Take a close look at the stunning image above showing a newly formed impact crater on Mars: The blue streaks of material, known as ejecta, radiate 9 miles from the 100-foot crater, according to NASA.
The picture was taken from orbit by the Mars Reconnaissance Orbiter on Nov. 19. The same area was imaged by the MRO's Context Camera in July 2010 and again in May 2012 — with no crater in the first and a telltale surface scar in the second.
The orbiter's HiRISE camera was used on the latest pass to get more details, according to the University of Arizona, Tucson, which runs the instrument:
"Our image shows a large, rayed blast zone and far-flung secondary material around an approximately 30 meter-diameter (100-foot) crater indicating a large explosion threw debris as far as 15 kilometers (9.3 miles) in distance. Because the terrain where the crater formed is dusty, the fresh crater appears blue in the enhanced color due to the lack of reddish dust."
NASA has run before-and-after imaging of fresh craters on Mars before and has determined that there are about 200 new ones per year of at least 12.8 feet in diameter. However, the space agency says, "few of the scars are as dramatic in appearance as this one."
As many people know, NASA commonly uses what is known as "false color" to enhance certain features on what otherwise are often black-and-white images from the Hubble Space Telescope, as well as various planetary probes, including the Mars orbiter. What fewer people might know is that the practice is somewhat controversial.
Io9.com reports there was "a minor furor" in 2004 when a New Scientist article raised questions about the true color of Mars, saying there were "accusations of NASA tinting the pictures it got from Mars to make it look more like the Red Planet of legend."
According to io9:
"It turned out to be a simple filtering mix up. The Mars rover used green, blue, and red filters to approximate colors as people would see them. The red filter, however, was usually a waste of time, since [there] was little green or blue on Mars. There were some on the [spacecraft] that had landed, though, as so when the rover used green, blue, and infrared filters, the blues and the greens looked reddish, and people saw the entire picture as 'fake.' "
And as SPACE.com has pointed out:
"[Throughout] the storied history of the Hubble Space Telescope, the beauty of those color images has sometimes overshadowed one important question: Where does that color come from? After all, some of Hubble's amazing photos — and images from other space telescopes, for that matter — depict astronomical objects in ultraviolet or infrared light. But the human eye can't perceive those colors. When people look at a Hubble image showing these hues, what exactly are they seeing?"

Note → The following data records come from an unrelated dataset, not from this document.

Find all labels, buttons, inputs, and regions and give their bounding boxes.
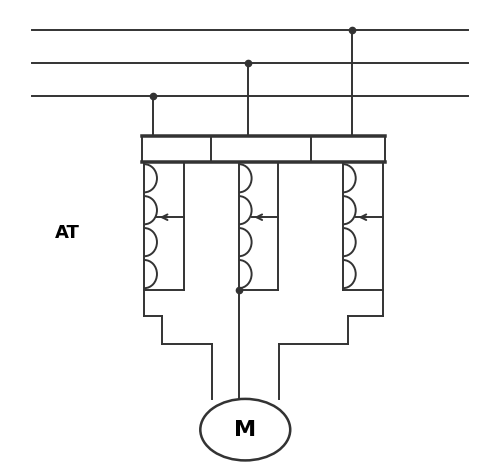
Text: M: M xyxy=(234,420,256,440)
Text: AT: AT xyxy=(56,224,80,242)
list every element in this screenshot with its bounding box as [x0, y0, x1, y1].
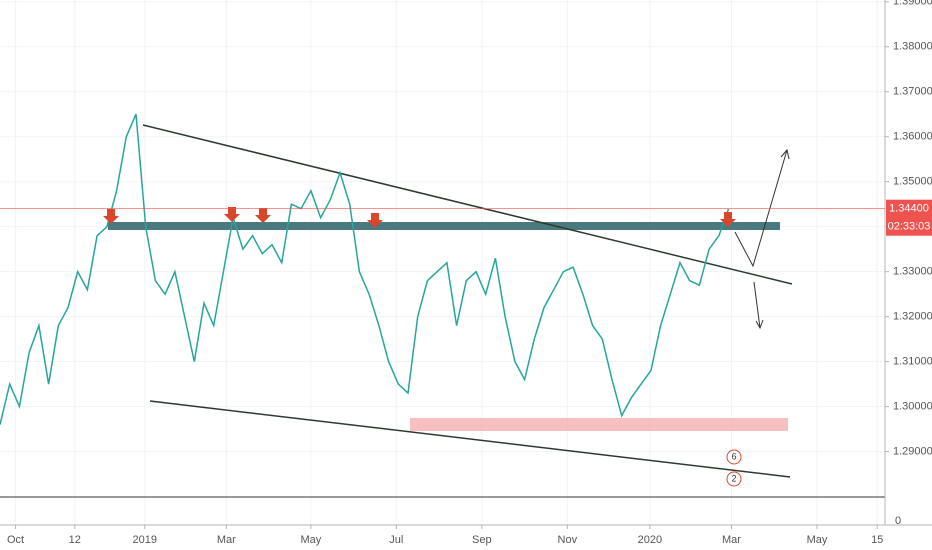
x-tick-label: Mar — [722, 534, 741, 546]
badge-label: 2 — [731, 473, 736, 483]
down-arrow — [255, 208, 271, 223]
upper-trendline — [142, 124, 793, 285]
x-tick-label: May — [300, 534, 321, 546]
y-tick-label: 1.35000 — [893, 176, 932, 188]
down-arrow — [224, 207, 240, 222]
x-tick-label: Oct — [7, 534, 24, 546]
y-tick-label: 1.31000 — [893, 356, 932, 368]
projection-down — [753, 281, 761, 329]
last-price-label: 1.34400 — [889, 203, 929, 215]
x-tick-label: 12 — [69, 534, 81, 546]
y-tick-label: 1.39000 — [893, 0, 932, 8]
y-tick-label: 1.32000 — [893, 311, 932, 323]
series-layer — [0, 113, 730, 425]
projection-arrows — [734, 148, 790, 330]
x-tick-label: 15 — [871, 534, 883, 546]
x-tick-label: Nov — [558, 534, 578, 546]
x-tick-label: May — [807, 534, 828, 546]
y-tick-label: 1.29000 — [893, 445, 932, 457]
arrow-head — [755, 319, 764, 330]
last-price-box — [886, 199, 932, 236]
lower-trendline — [149, 400, 791, 478]
arrow-head — [780, 148, 790, 160]
x-tick-label: 2020 — [638, 534, 662, 546]
y-tick-label: 1.37000 — [893, 86, 932, 98]
y-tick-label: 1.30000 — [893, 401, 932, 413]
x-tick-label: Mar — [217, 534, 236, 546]
projection-up — [734, 149, 788, 268]
support-zone — [410, 418, 788, 431]
badges: 6 2 — [726, 449, 742, 487]
price-line — [0, 113, 730, 425]
resistance-band — [108, 222, 780, 230]
y-tick-label: 1.33000 — [893, 266, 932, 278]
x-tick-label: Sep — [472, 534, 492, 546]
down-arrow — [367, 213, 383, 228]
badge-label: 6 — [731, 451, 736, 461]
countdown-label: 02:33:03 — [888, 221, 931, 233]
badge — [726, 449, 742, 465]
y-tick-label: 1.38000 — [893, 41, 932, 53]
down-arrow — [720, 212, 736, 227]
signal-arrows — [103, 207, 736, 228]
badge — [726, 471, 742, 487]
volume-tick-label: 0 — [895, 515, 901, 527]
x-tick-label: 2019 — [133, 534, 157, 546]
down-arrow — [103, 209, 119, 224]
x-tick-label: Jul — [389, 534, 403, 546]
y-tick-label: 1.36000 — [893, 131, 932, 143]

NASA image processor Zolt Levay asked, writing in Sky and Telescope:
"The flat-out gorgeous Hubble spacescapes look too good to be true. Are these objects really so colorful? If we could fly out to these celestial wonders, would they look this way to our eyes? If not, as a few hard-core NASA cynics claim, are the pictures being overly colorized to seduce the public? What is 'truth' when it comes to Hubble's universe?"